Pierre n’était pas non plus un véritable adepte du sport. Mais le Conseil Municipal Sanitaire (démocratique et populaire), en collaboration avec les compagnies d’assurance, avait rendu quasi obligatoire l’appartenance à un club sportif : les tarifs des Mutuelles de Santé étaient fortement diminués si vous pouviez prouver que vous étiez non fumeur, non buveur, végétarien, ne consommant ni gluten, ni produits laitiers et que vous pratiquiez régulièrement une activité physique. Une carte Vélib et une carte d’abonnement à un club sportif étaient également des conditions indispensables pour pouvoir obtenir un rendez-vous à la Maison de Santé (démocratique et populaire) de votre arrondissement, seul endroit où se faire soigner depuis que le dernier médecin avait fermé son cabinet et que la médecine libérale avait été déclarée illégale.
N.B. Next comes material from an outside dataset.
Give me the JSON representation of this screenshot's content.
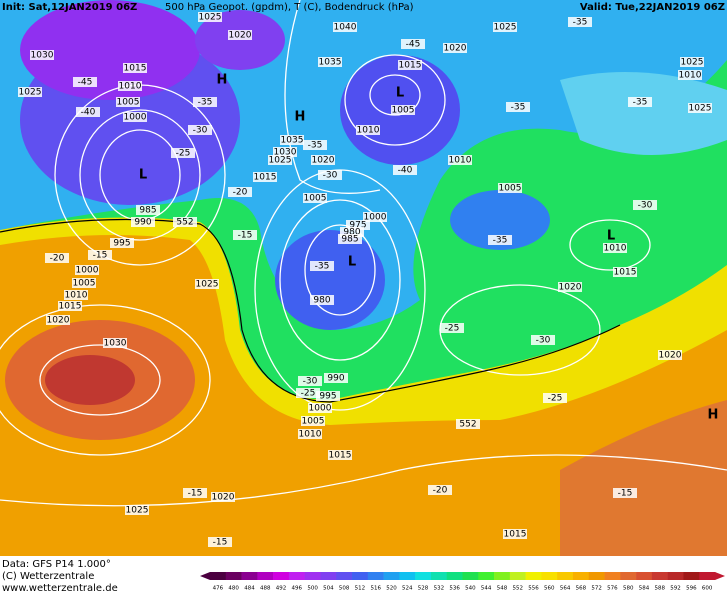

Après ses quatre heures de sport, il irait prendre part au Conseil Hebdomadaire de la Démocratie Locale Participative Populaire et Citoyenne. Celui-ci devait discuter du Grand Projet de Réimplantation des espèces sauvages dans la capitale : on avait commencé dans les années 2000 par installer des ruches et des abeilles sur les toits des immeubles, puis on avait enchaîné par l’utilisation de moutons sur les pelouses qui bordaient le périphérique. Mais ces derniers avaient récemment proliféré et menaçaient d’envahir la ville… La résolution, cette semaine, concernait donc la réimplantation des loups dans les jardins de la capitale.